It seems like an impossible task because, by definition, they aren’t things we can predict.
It is possible to increase the likelihood of them occurring though. It requires you to let go of the reigns of control a little, and to act in a way that can be counter intuitive, but it is possible.
If you’d like to experience more unexpected surprises in your life, you have to encourage more randomness.
Instead of being like a rigid machine fixated on measurability, predictability, and specificity, leave space in your calendar for doing things that are drastically different than what you’d normally to do.
→Engage in activities that you wouldn’t normally engage with.
→Speak to people you wouldn’t normally speak with.
→Look at your list of goals and do something that is wildly different to them.
→If someone asks you to do something you’d normally say no to, say yes instead.
By adding more unpredictable events to your life it mixes things up. It creates a randomness that encourages more unexpected surprises.
Unexpected surprises happen when we least expect it, so by doing things you don’t expect, it increases the chances of them occurring.
And of course, I’m not saying you should abandon your well-formed goals and make this approach the foundation of your life.
Just do it 10% or 15% of the time.
Don’t reduce life down to some kind of lab experiment where you attempt to control every variable.

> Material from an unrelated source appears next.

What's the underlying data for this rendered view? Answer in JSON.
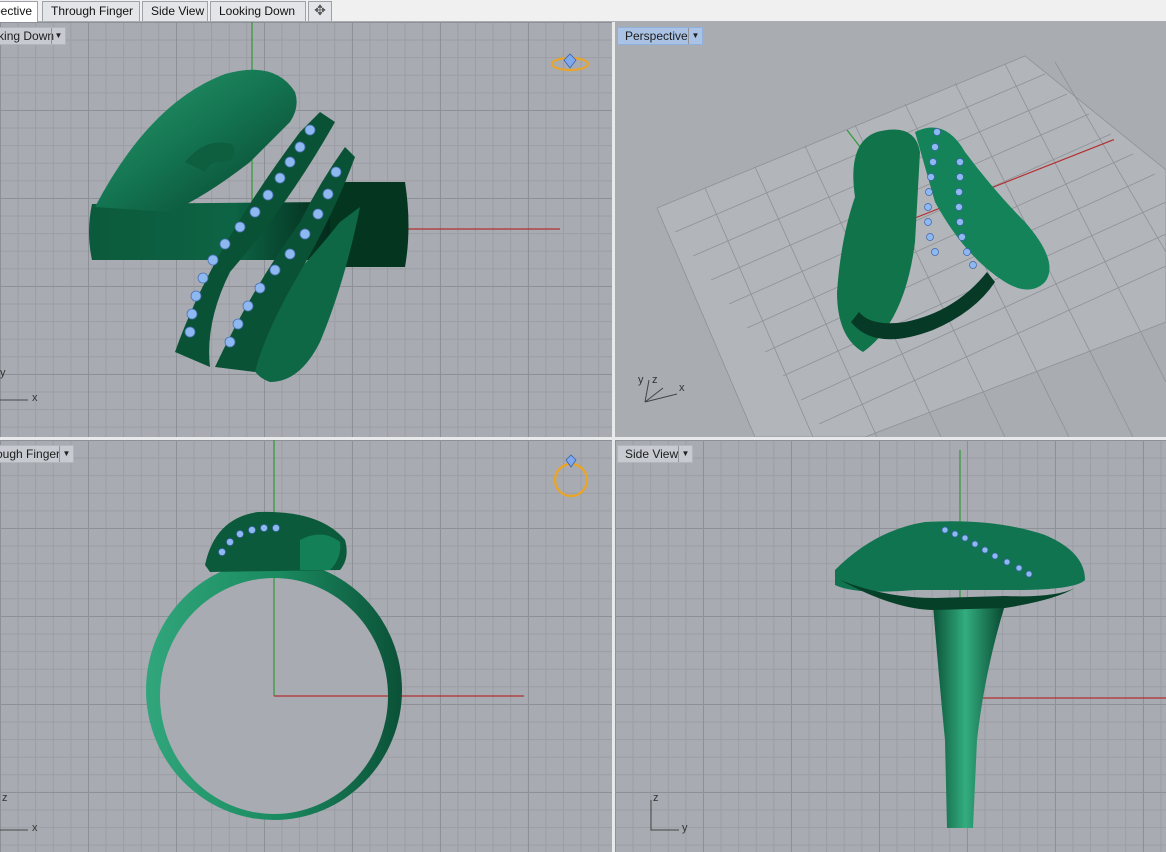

Let go of the need to control and predict, and engage in the occasional piece of sheer randomness.
By doing so you’ll discover and experience things that are so drastically different that you’ll expand your mind in ways that you can’t predict.
Aspects of life will be brought into your awareness that you wouldn’t normally have considered, and you open yourself up to the possibility of having more meaningful unexpected surprises.
We do have to plan to have a fulfilling life, that’s for sure, but we also have to let go and embrace the unexpected pleasures its organic nature has to offer.